'Ununseptium' - Periodic Table's 117th Element

May 04, 2014

A new super heavy element, “Ununseptium” was created in a German laboratory by a team of physicists, chemists and researchers from Australian National University. It is going to be the 117th element of the periodic table

A new super heavy element, “Ununseptium” was created in a German laboratory by a team of physicists, chemists and researchers from Australian National University (ANU). It is going to be the 117th element of the periodic table.

It was back in the year, 2010 when the discovery of element 117 was first announced. The original experiment was repeated in 2012. The study was, however, published in the Physical Review Letters, an U.S. journal.
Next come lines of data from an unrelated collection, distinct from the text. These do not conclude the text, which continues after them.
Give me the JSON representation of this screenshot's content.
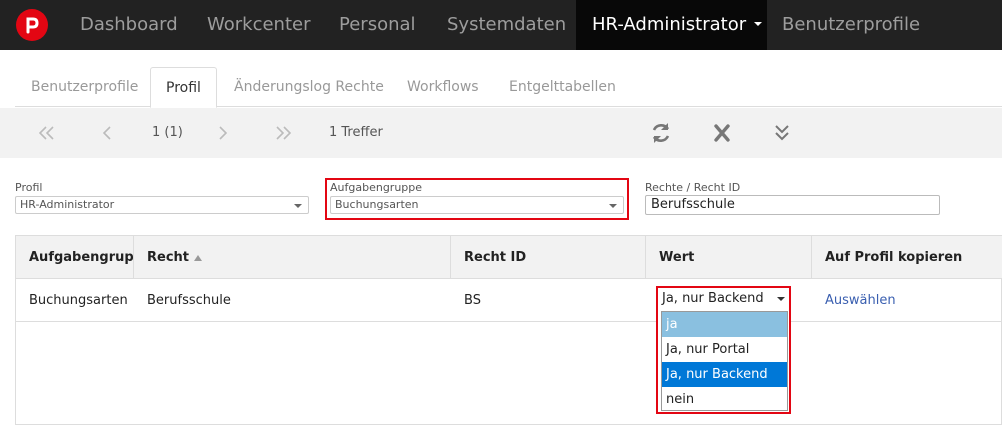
{
  "nav": {
    "items": [
      "Dashboard",
      "Workcenter",
      "Personal",
      "Systemdaten",
      "HR-Administrator",
      "Benutzerprofile"
    ],
    "active_index": 4,
    "colors": {
      "bar": "#222222",
      "active": "#080808",
      "logo": "#e30613"
    }
  },
  "tabs": [
    "Benutzerprofile",
    "Profil",
    "Änderungslog Rechte",
    "Workflows",
    "Entgelttabellen"
  ],
  "tabs_active_index": 1,
  "toolbar": {
    "page_info": "1 (1)",
    "result_count": "1 Treffer",
    "icons": [
      "double-chevron-left-icon",
      "chevron-left-icon",
      "chevron-right-icon",
      "double-chevron-right-icon",
      "refresh-icon",
      "close-icon",
      "double-chevron-down-icon"
    ]
  },
  "filters": {
    "profil_label": "Profil",
    "profil_value": "HR-Administrator",
    "aufgabengruppe_label": "Aufgabengruppe",
    "aufgabengruppe_value": "Buchungsarten",
    "recht_label": "Rechte / Recht ID",
    "recht_value": "Berufsschule"
  },
  "table": {
    "headers": [
      "Aufgabengruppe",
      "Recht",
      "Recht ID",
      "Wert",
      "Auf Profil kopieren"
    ],
    "rows": [
      {
        "aufgabengruppe": "Buchungsarten",
        "recht": "Berufsschule",
        "recht_id": "BS",
        "wert": "Ja, nur Backend",
        "kopieren": "Auswählen"
      }
    ]
  },
  "dropdown": {
    "current": "Ja, nur Backend",
    "options": [
      "ja",
      "Ja, nur Portal",
      "Ja, nur Backend",
      "nein"
    ],
    "hover_index": 0,
    "selected_index": 2
  },
  "highlight_color": "#e30613"
}
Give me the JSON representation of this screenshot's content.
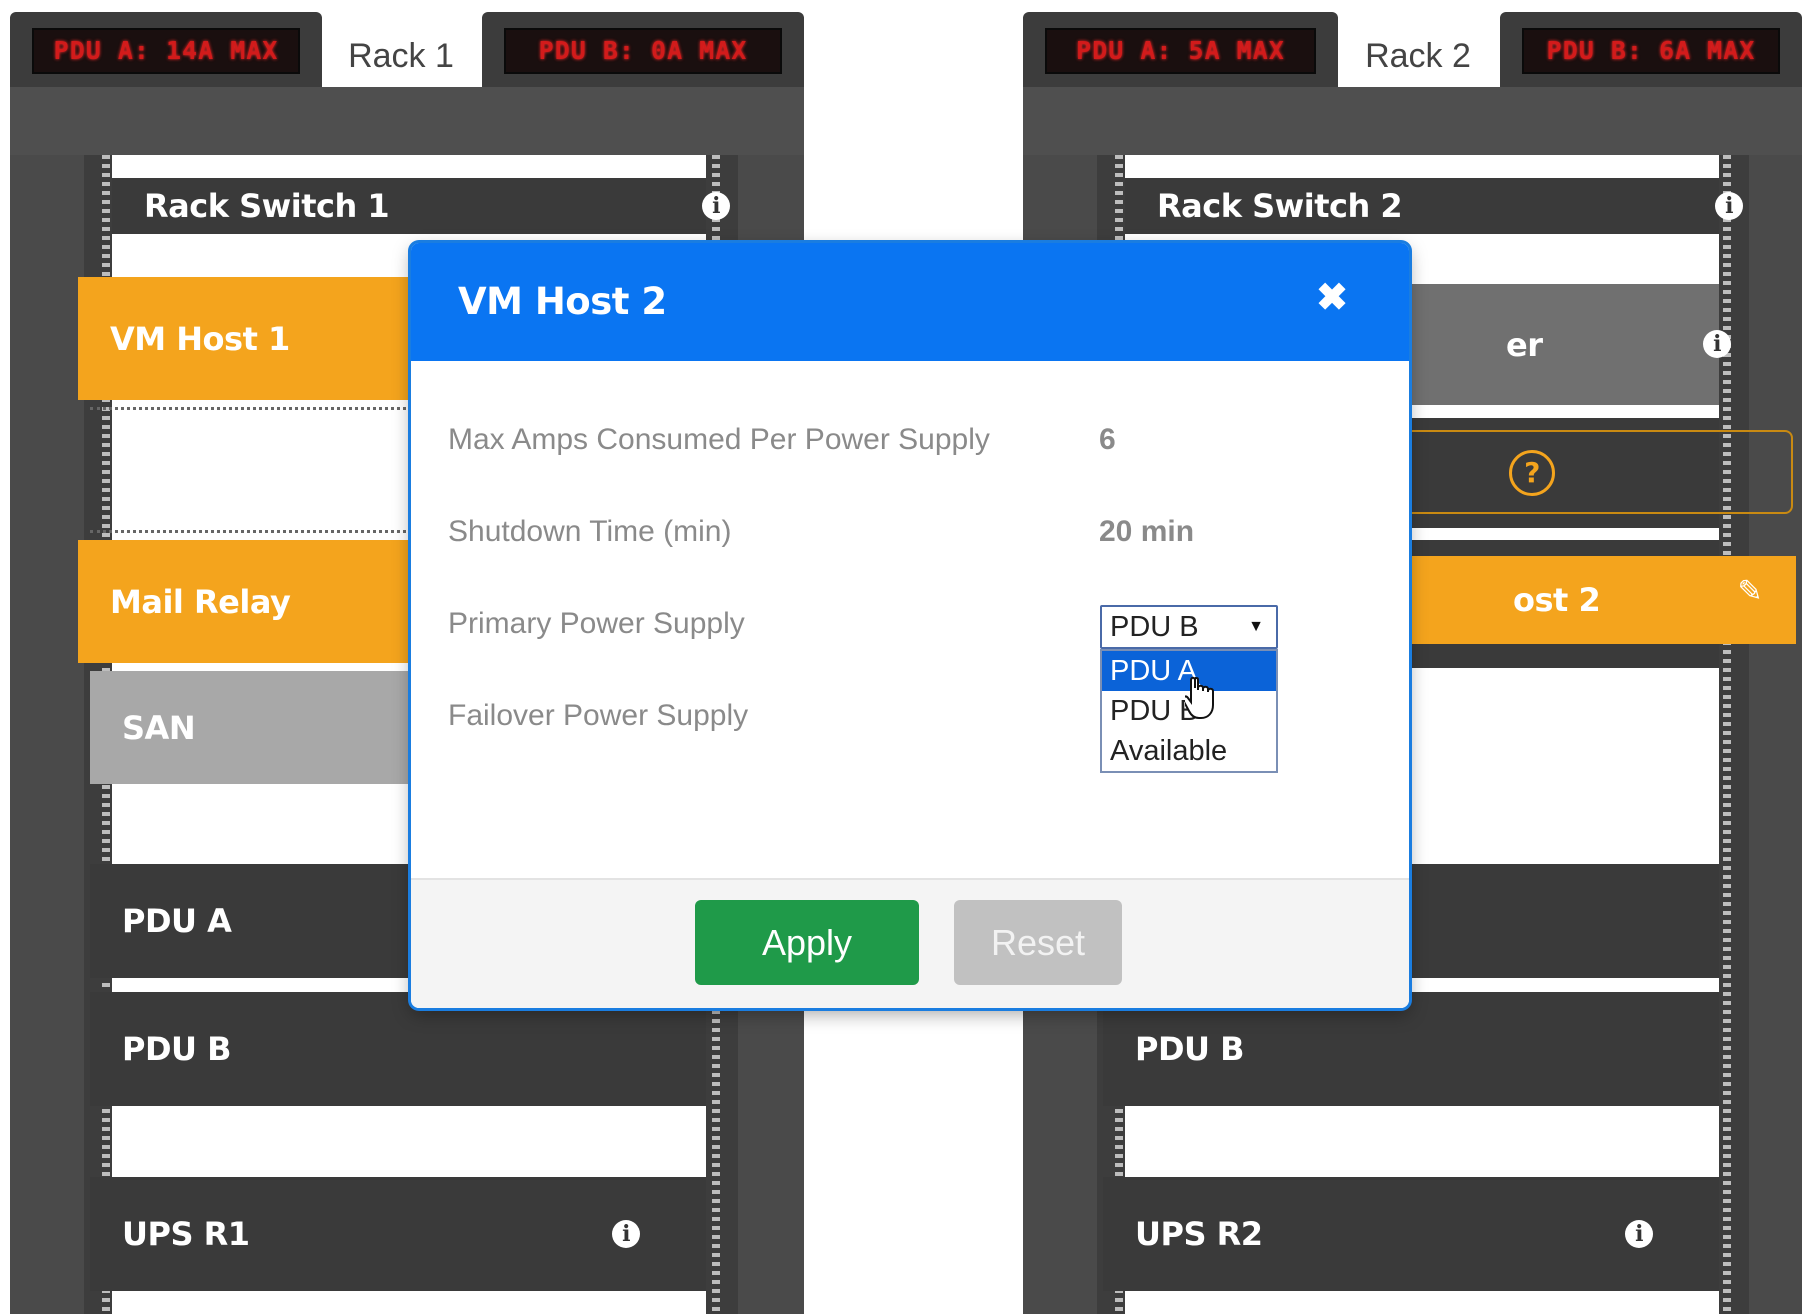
{
  "racks": [
    {
      "name": "Rack 1",
      "pdu_a_display": "PDU A: 14A MAX",
      "pdu_b_display": "PDU B: 0A MAX",
      "units": {
        "rack_switch": "Rack Switch 1",
        "vm_host": "VM Host 1",
        "mail_relay": "Mail Relay",
        "san": "SAN",
        "pdu_a": "PDU A",
        "pdu_b": "PDU B",
        "ups": "UPS R1"
      }
    },
    {
      "name": "Rack 2",
      "pdu_a_display": "PDU A: 5A MAX",
      "pdu_b_display": "PDU B: 6A MAX",
      "units": {
        "rack_switch": "Rack Switch 2",
        "partial_server": "er",
        "partial_host": "ost 2",
        "pdu_b": "PDU B",
        "ups": "UPS R2"
      }
    }
  ],
  "dialog": {
    "title": "VM Host 2",
    "fields": [
      {
        "label": "Max Amps Consumed Per Power Supply",
        "value": "6"
      },
      {
        "label": "Shutdown Time (min)",
        "value": "20 min"
      },
      {
        "label": "Primary Power Supply",
        "value": "PDU B"
      },
      {
        "label": "Failover Power Supply",
        "value": ""
      }
    ],
    "dropdown_options": [
      "PDU A",
      "PDU B",
      "Available"
    ],
    "dropdown_highlighted": "PDU A",
    "apply_label": "Apply",
    "reset_label": "Reset"
  },
  "colors": {
    "dialog_header": "#0a75f2",
    "apply": "#1f9a49",
    "reset": "#c1c1c1",
    "server_orange": "#f4a41d",
    "unit_dark": "#3a3a3a",
    "led_red": "#d21b1b"
  },
  "icons": [
    "info-icon",
    "close-icon",
    "edit-icon",
    "help-icon",
    "mouse-pointer-icon"
  ]
}
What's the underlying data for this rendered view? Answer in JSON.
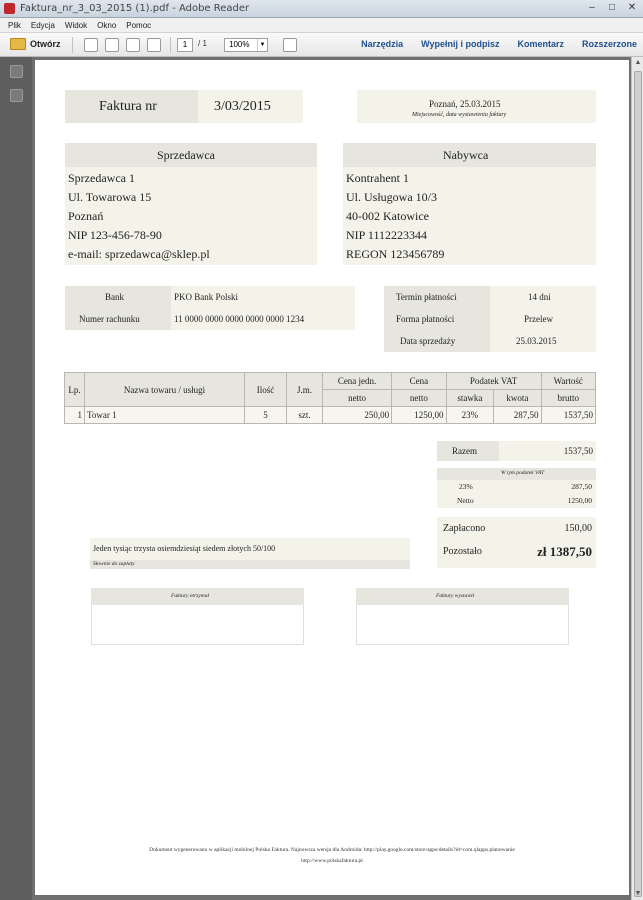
{
  "window": {
    "title": "Faktura_nr_3_03_2015 (1).pdf - Adobe Reader"
  },
  "menu": [
    "Plik",
    "Edycja",
    "Widok",
    "Okno",
    "Pomoc"
  ],
  "toolbar": {
    "open_label": "Otwórz",
    "page_current": "1",
    "page_total": "/ 1",
    "zoom": "100%",
    "links": [
      "Narzędzia",
      "Wypełnij i podpisz",
      "Komentarz",
      "Rozszerzone"
    ]
  },
  "invoice": {
    "title_label": "Faktura nr",
    "number": "3/03/2015",
    "place_date": "Poznań, 25.03.2015",
    "place_date_caption": "Miejscowość, data wystawienia faktury",
    "seller": {
      "header": "Sprzedawca",
      "lines": [
        "Sprzedawca 1",
        "Ul. Towarowa 15",
        "Poznań",
        "NIP 123-456-78-90",
        "e-mail: sprzedawca@sklep.pl"
      ]
    },
    "buyer": {
      "header": "Nabywca",
      "lines": [
        "Kontrahent 1",
        "Ul. Usługowa 10/3",
        "40-002 Katowice",
        "NIP 1112223344",
        "REGON 123456789"
      ]
    },
    "bank": {
      "bank_label": "Bank",
      "bank_value": "PKO Bank Polski",
      "account_label": "Numer rachunku",
      "account_value": "11 0000 0000 0000 0000 0000 1234"
    },
    "payment": {
      "term_label": "Termin płatności",
      "term_value": "14 dni",
      "form_label": "Forma płatności",
      "form_value": "Przelew",
      "sale_date_label": "Data sprzedaży",
      "sale_date_value": "25.03.2015"
    },
    "table": {
      "h_lp": "Lp.",
      "h_name": "Nazwa towaru / usługi",
      "h_qty": "Ilość",
      "h_unit": "J.m.",
      "h_price_1": "Cena jedn.",
      "h_price_2": "netto",
      "h_net_1": "Cena",
      "h_net_2": "netto",
      "h_vat": "Podatek VAT",
      "h_vat_rate": "stawka",
      "h_vat_amount": "kwota",
      "h_gross_1": "Wartość",
      "h_gross_2": "brutto",
      "rows": [
        {
          "lp": "1",
          "name": "Towar 1",
          "qty": "5",
          "unit": "szt.",
          "price": "250,00",
          "net": "1250,00",
          "rate": "23%",
          "vat": "287,50",
          "gross": "1537,50"
        }
      ]
    },
    "totals": {
      "sum_label": "Razem",
      "sum_value": "1537,50",
      "vat_header": "W tym podatek VAT",
      "vat_rate": "23%",
      "vat_amount": "287,50",
      "net_label": "Netto",
      "net_value": "1250,00",
      "paid_label": "Zapłacono",
      "paid_value": "150,00",
      "remaining_label": "Pozostało",
      "remaining_value": "zł 1387,50"
    },
    "amount_words": "Jeden tysiąc trzysta osiemdziesiąt siedem złotych 50/100",
    "amount_words_caption": "Słownie do zapłaty",
    "signature_received": "Faktury otrzymał",
    "signature_issued": "Faktury wystawił",
    "footer_line1": "Dokument wygenerowano w aplikacji mobilnej Polska Faktura. Najnowsza wersja dla Androida: http://play.google.com/store/apps/details?id=com.qlapps.planowanie",
    "footer_line2": "http://www.polskafaktura.pl"
  },
  "colors": {
    "cell_bg": "#f4f3ea",
    "header_bg": "#e6e5de",
    "link_blue": "#1f4f8f"
  }
}
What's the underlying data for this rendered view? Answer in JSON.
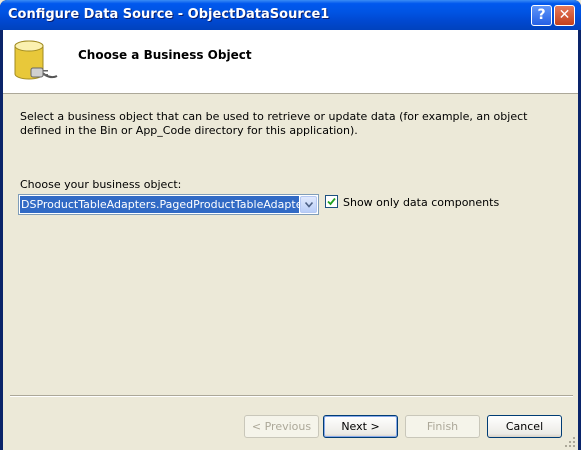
{
  "window": {
    "title": "Configure Data Source - ObjectDataSource1",
    "help_glyph": "?",
    "close_glyph": "✕"
  },
  "header": {
    "title": "Choose a Business Object",
    "icon": "database-plug-icon"
  },
  "body": {
    "description": "Select a business object that can be used to retrieve or update data (for example, an object defined in the Bin or App_Code directory for this application).",
    "choose_label": "Choose your business object:",
    "business_object": {
      "selected": "DSProductTableAdapters.PagedProductTableAdapter"
    },
    "show_only_data_components": {
      "label": "Show only data components",
      "checked": true
    }
  },
  "buttons": {
    "previous": "< Previous",
    "next": "Next >",
    "finish": "Finish",
    "cancel": "Cancel"
  },
  "colors": {
    "titlebar": "#0054E3",
    "selection": "#316AC5",
    "dialog_bg": "#ECE9D8"
  }
}
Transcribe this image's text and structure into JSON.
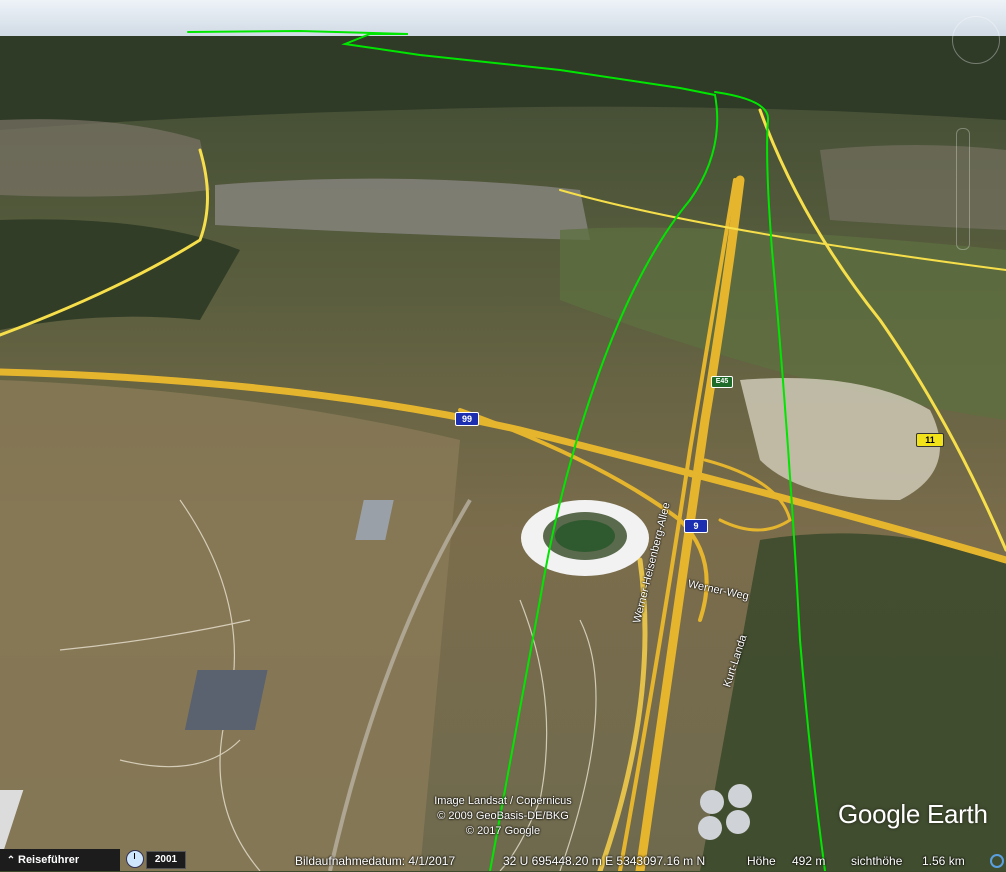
{
  "map": {
    "route_color": "#00e600",
    "road_color": "#f1c232"
  },
  "labels": {
    "shield_99": "99",
    "shield_9": "9",
    "shield_11": "11",
    "shield_e45": "E45",
    "street_heisenberg": "Werner-Heisenberg-Allee",
    "street_weg": "Werner-Weg",
    "street_kurt": "Kurt-Landa"
  },
  "attribution": {
    "line1": "Image Landsat / Copernicus",
    "line2": "© 2009 GeoBasis-DE/BKG",
    "line3": "© 2017 Google"
  },
  "logo": "Google Earth",
  "statusbar": {
    "tour_guide_label": "Reiseführer",
    "historical_year": "2001",
    "imagery_date": "Bildaufnahmedatum: 4/1/2017",
    "coordinates": "32 U 695448.20 m E 5343097.16 m N",
    "elevation_label": "Höhe",
    "elevation_value": "492 m",
    "eye_alt_label": "sichthöhe",
    "eye_alt_value": "1.56 km"
  }
}
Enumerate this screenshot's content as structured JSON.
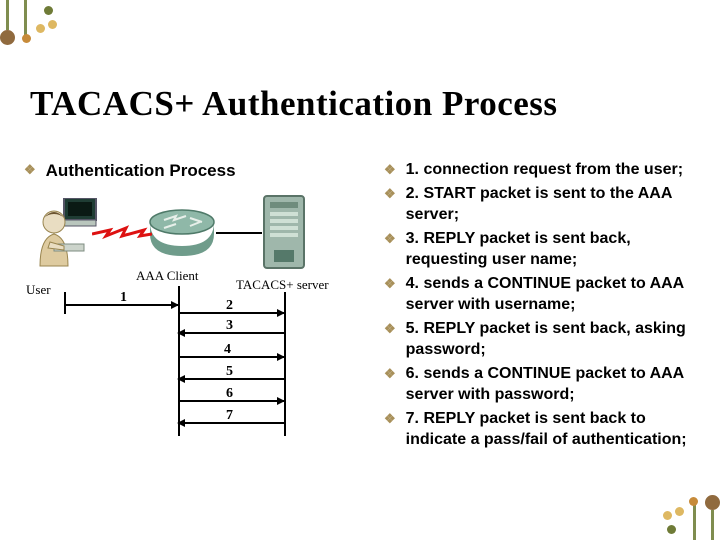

The present experiment was performed by the scientists at the GSI Helmholtz Center for Heavy Ion Research, an accelerator laboratory located in Darm-stadt, Germany.

In this experiment, a berkelium target with calcium ions were bombarded by scientists until they collided and formed element 117, that further decayed into elements 113 and 115.Scientists produced it during an 18-month-long period.

This involved intense neutron irradiation at the High Flux Isotope Reactor at Oak Ridge National Laboratory (ORNL) in U.S., followed by chemical separation and purification at ORNL’s Radiochemical Engineering Development Center.

As a matter of fact, more the number of protons and neutrons are added into an atomic nucleus, the more unstable an atom becomes. The life span of most super-heavy elements, before undergoing decay, is just microseconds or nanoseconds.

The present success in making element 117 can be considered as an important step in the path of producing and detecting super-heavy elements on the “island of stability”.

According to Thom Mason, the director of Oak Ridge National Laboratory, the trick lies in understanding the quantum physics going on when the reaction takes place to form these new elements and try, if possible, to work out the way and how to proceed to elements 119 and 120.

The implications from the discovery of the afore-mentioned element are uncountable. Its’ status as an element will soon be decided by a committee from the International Union of Pure and Applied Chemistry (IUPAC).